The decision of whether to convert TPL into a c-corporation is subject to determination of the current Trustees. The Committee recommended that, if the Trustees elect to authorize the conversion, the conversion should follow a process intended to ensure a smooth transition that would be tax-free to shareholders. As proposed, TPL would transfer all its assets, including cash, land, Texas Pacific Water Resources, and other assets, to a wholly-owned limited liability company subsidiary of TPL (“TPL Holdco”). TPL would then contribute all of the equity in TPL Holdco, holding all of TPL’s assets, to a newly-created corporation (“TPL Corporation”). Current shareholders of the Trust would receive an amount of shares in TPL Corporation proportional to their ownership of shares in the Trust. When this process as recommended is completed, shares of the Trust would be cancelled. Shareholders of the Trust would not need to take any action to receive the new shares in TPL Corporation.

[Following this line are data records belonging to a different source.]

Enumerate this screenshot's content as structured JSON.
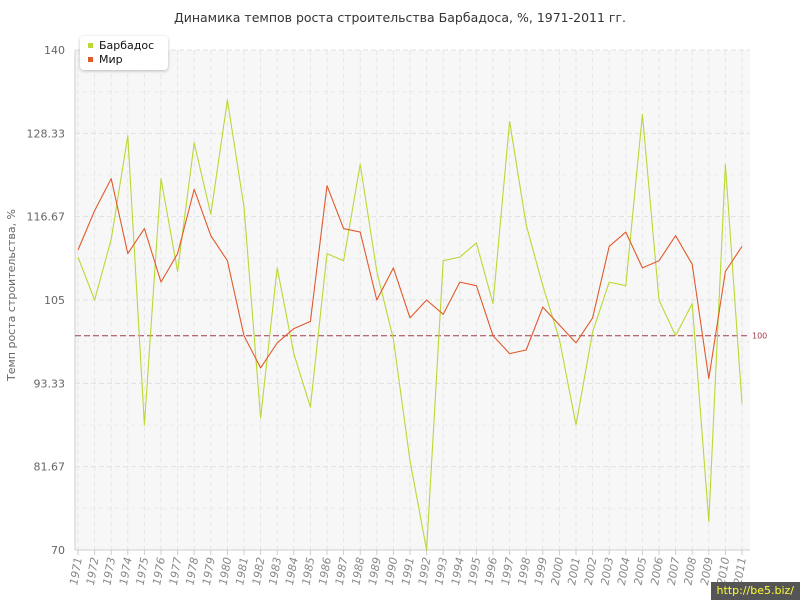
{
  "chart_data": {
    "type": "line",
    "title": "Динамика темпов роста строительства Барбадоса, %, 1971-2011 гг.",
    "xlabel": "",
    "ylabel": "Темп роста строительства, %",
    "x": [
      "1971",
      "1972",
      "1973",
      "1974",
      "1975",
      "1976",
      "1977",
      "1978",
      "1979",
      "1980",
      "1981",
      "1982",
      "1983",
      "1984",
      "1985",
      "1986",
      "1987",
      "1988",
      "1989",
      "1990",
      "1991",
      "1992",
      "1993",
      "1994",
      "1995",
      "1996",
      "1997",
      "1998",
      "1999",
      "2000",
      "2001",
      "2002",
      "2003",
      "2004",
      "2005",
      "2006",
      "2007",
      "2008",
      "2009",
      "2010",
      "2011"
    ],
    "ylim": [
      70,
      140
    ],
    "y_ticks": [
      "70",
      "81.67",
      "93.33",
      "105",
      "116.67",
      "128.33",
      "140"
    ],
    "grid": true,
    "legend_position": "top-left",
    "reference_line": {
      "value": 100,
      "label": "100",
      "color": "#a33a4a"
    },
    "series": [
      {
        "name": "Барбадос",
        "color": "#b8d935",
        "values": [
          111,
          105,
          113.5,
          128,
          87.5,
          122,
          109,
          127,
          117,
          133,
          118,
          88.5,
          109.5,
          97.5,
          90,
          111.5,
          110.5,
          124,
          109,
          99.5,
          82.5,
          70,
          110.5,
          111,
          113,
          104.5,
          130,
          115.5,
          107,
          99.5,
          87.5,
          100.5,
          107.5,
          107,
          131,
          105,
          100,
          104.5,
          74,
          124,
          90.5
        ]
      },
      {
        "name": "Мир",
        "color": "#e05a2b",
        "values": [
          112,
          117.5,
          122,
          111.5,
          115,
          107.5,
          111.5,
          120.5,
          114,
          110.5,
          100,
          95.5,
          99,
          101,
          102,
          121,
          115,
          114.5,
          105,
          109.5,
          102.5,
          105,
          103,
          107.5,
          107,
          100,
          97.5,
          98,
          104,
          101.5,
          99,
          102.5,
          112.5,
          114.5,
          109.5,
          110.5,
          114,
          110,
          94,
          109,
          112.5
        ]
      }
    ]
  },
  "watermark": "http://be5.biz/"
}
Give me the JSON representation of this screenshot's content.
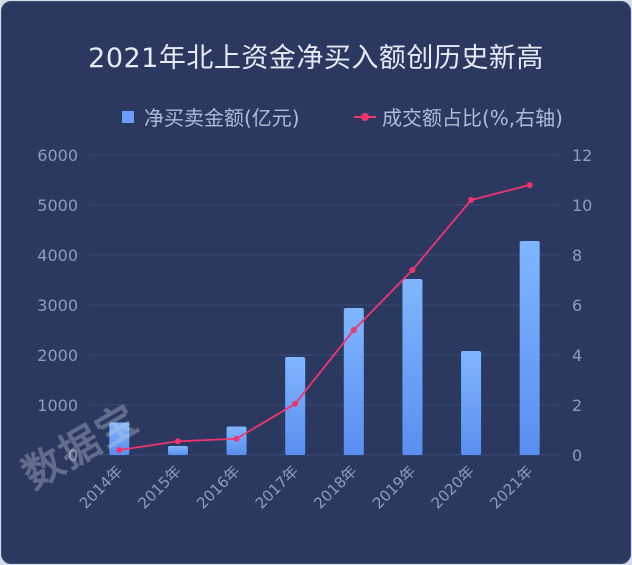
{
  "chart_data": {
    "type": "bar+line",
    "title": "2021年北上资金净买入额创历史新高",
    "categories": [
      "2014年",
      "2015年",
      "2016年",
      "2017年",
      "2018年",
      "2019年",
      "2020年",
      "2021年"
    ],
    "series": [
      {
        "name": "净买卖金额(亿元)",
        "type": "bar",
        "axis": "left",
        "values": [
          650,
          180,
          570,
          1960,
          2940,
          3520,
          2080,
          4280
        ]
      },
      {
        "name": "成交额占比(%,右轴)",
        "type": "line",
        "axis": "right",
        "values": [
          0.2,
          0.55,
          0.65,
          2.05,
          5.0,
          7.4,
          10.2,
          10.8
        ]
      }
    ],
    "y_left": {
      "min": 0,
      "max": 6000,
      "ticks": [
        "0",
        "1000",
        "2000",
        "3000",
        "4000",
        "5000",
        "6000"
      ]
    },
    "y_right": {
      "min": 0,
      "max": 12,
      "ticks": [
        "0",
        "2",
        "4",
        "6",
        "8",
        "10",
        "12"
      ]
    },
    "grid": true,
    "legend_position": "top-right",
    "colors": {
      "background": "#2b3961",
      "bar_top": "#7fb6ff",
      "bar_bottom": "#5a8ef0",
      "line": "#f0356e",
      "grid": "#3b4a74",
      "axis_text": "#8f9bbd"
    }
  },
  "watermark": "数据宝"
}
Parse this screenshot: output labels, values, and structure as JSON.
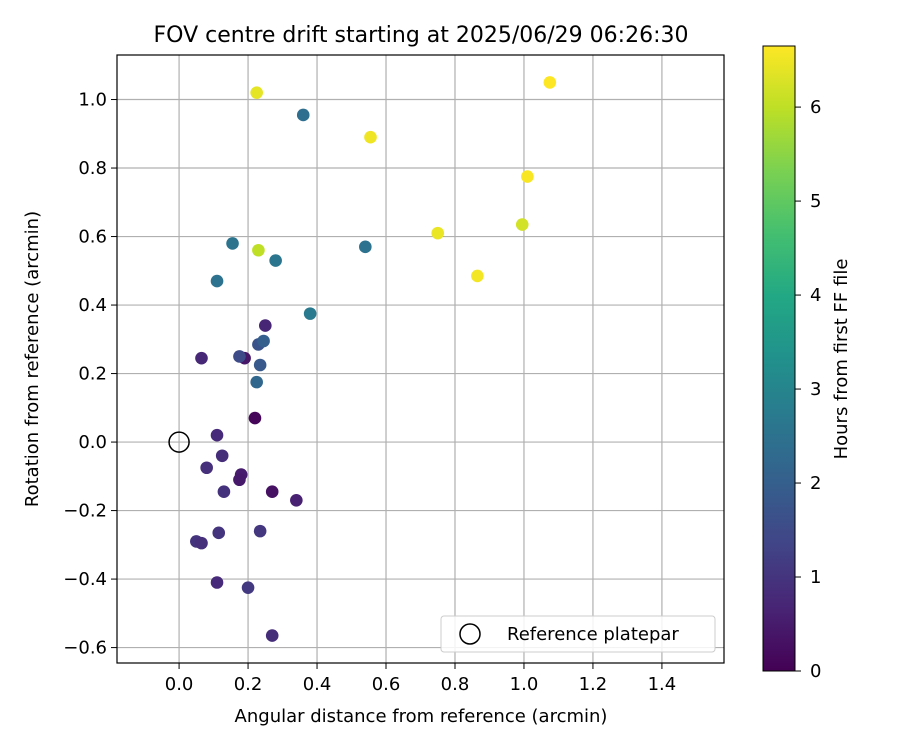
{
  "chart_data": {
    "type": "scatter",
    "title": "FOV centre drift starting at 2025/06/29 06:26:30",
    "xlabel": "Angular distance from reference (arcmin)",
    "ylabel": "Rotation from reference (arcmin)",
    "xlim": [
      -0.18,
      1.58
    ],
    "ylim": [
      -0.645,
      1.13
    ],
    "xticks": [
      0.0,
      0.2,
      0.4,
      0.6,
      0.8,
      1.0,
      1.2,
      1.4
    ],
    "xtick_labels": [
      "0.0",
      "0.2",
      "0.4",
      "0.6",
      "0.8",
      "1.0",
      "1.2",
      "1.4"
    ],
    "yticks": [
      -0.6,
      -0.4,
      -0.2,
      0.0,
      0.2,
      0.4,
      0.6,
      0.8,
      1.0
    ],
    "ytick_labels": [
      "−0.6",
      "−0.4",
      "−0.2",
      "0.0",
      "0.2",
      "0.4",
      "0.6",
      "0.8",
      "1.0"
    ],
    "grid": true,
    "legend": {
      "position": "lower-right",
      "entries": [
        "Reference platepar"
      ]
    },
    "reference_point": {
      "name": "Reference platepar",
      "x": 0.0,
      "y": 0.0,
      "marker": "open-circle"
    },
    "colorbar": {
      "label": "Hours from first FF file",
      "min": 0,
      "max": 6.65,
      "ticks": [
        0,
        1,
        2,
        3,
        4,
        5,
        6
      ],
      "tick_labels": [
        "0",
        "1",
        "2",
        "3",
        "4",
        "5",
        "6"
      ],
      "colormap": "viridis"
    },
    "points": [
      {
        "x": 0.22,
        "y": 0.07,
        "hours": 0.1
      },
      {
        "x": 0.27,
        "y": -0.145,
        "hours": 0.3
      },
      {
        "x": 0.34,
        "y": -0.17,
        "hours": 0.6
      },
      {
        "x": 0.18,
        "y": -0.095,
        "hours": 0.5
      },
      {
        "x": 0.175,
        "y": -0.11,
        "hours": 0.45
      },
      {
        "x": 0.19,
        "y": 0.245,
        "hours": 0.4
      },
      {
        "x": 0.25,
        "y": 0.34,
        "hours": 0.7
      },
      {
        "x": 0.065,
        "y": 0.245,
        "hours": 0.75
      },
      {
        "x": 0.11,
        "y": 0.02,
        "hours": 0.8
      },
      {
        "x": 0.125,
        "y": -0.04,
        "hours": 0.85
      },
      {
        "x": 0.08,
        "y": -0.075,
        "hours": 0.9
      },
      {
        "x": 0.13,
        "y": -0.145,
        "hours": 0.95
      },
      {
        "x": 0.115,
        "y": -0.265,
        "hours": 1.0
      },
      {
        "x": 0.235,
        "y": -0.26,
        "hours": 1.05
      },
      {
        "x": 0.05,
        "y": -0.29,
        "hours": 1.0
      },
      {
        "x": 0.065,
        "y": -0.295,
        "hours": 0.9
      },
      {
        "x": 0.11,
        "y": -0.41,
        "hours": 0.8
      },
      {
        "x": 0.2,
        "y": -0.425,
        "hours": 1.1
      },
      {
        "x": 0.27,
        "y": -0.565,
        "hours": 0.85
      },
      {
        "x": 0.175,
        "y": 0.25,
        "hours": 1.5
      },
      {
        "x": 0.23,
        "y": 0.285,
        "hours": 1.7
      },
      {
        "x": 0.245,
        "y": 0.295,
        "hours": 2.0
      },
      {
        "x": 0.235,
        "y": 0.225,
        "hours": 1.85
      },
      {
        "x": 0.225,
        "y": 0.175,
        "hours": 2.2
      },
      {
        "x": 0.11,
        "y": 0.47,
        "hours": 2.5
      },
      {
        "x": 0.155,
        "y": 0.58,
        "hours": 2.55
      },
      {
        "x": 0.28,
        "y": 0.53,
        "hours": 2.6
      },
      {
        "x": 0.38,
        "y": 0.375,
        "hours": 2.7
      },
      {
        "x": 0.54,
        "y": 0.57,
        "hours": 2.5
      },
      {
        "x": 0.36,
        "y": 0.955,
        "hours": 2.4
      },
      {
        "x": 0.225,
        "y": 1.02,
        "hours": 6.4
      },
      {
        "x": 0.23,
        "y": 0.56,
        "hours": 6.0
      },
      {
        "x": 0.555,
        "y": 0.89,
        "hours": 6.5
      },
      {
        "x": 0.75,
        "y": 0.61,
        "hours": 6.45
      },
      {
        "x": 0.865,
        "y": 0.485,
        "hours": 6.55
      },
      {
        "x": 0.995,
        "y": 0.635,
        "hours": 6.2
      },
      {
        "x": 1.01,
        "y": 0.775,
        "hours": 6.6
      },
      {
        "x": 1.075,
        "y": 1.05,
        "hours": 6.65
      }
    ]
  }
}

Great opportunity to split the new shares too. Would be amazing/horrifying if the Trustees went rogue and decided not to adopt. Given all we’ve been through I wouldn’t be surprised. That certainly isn’t the base case though.
Some folks were wondering about a unit holder vote to convert. That doesn’t appear to be the case.
Much remains unsaid about governance of the new entity. Also not mentioned is the plan for returning accumulated cash and cash going forward.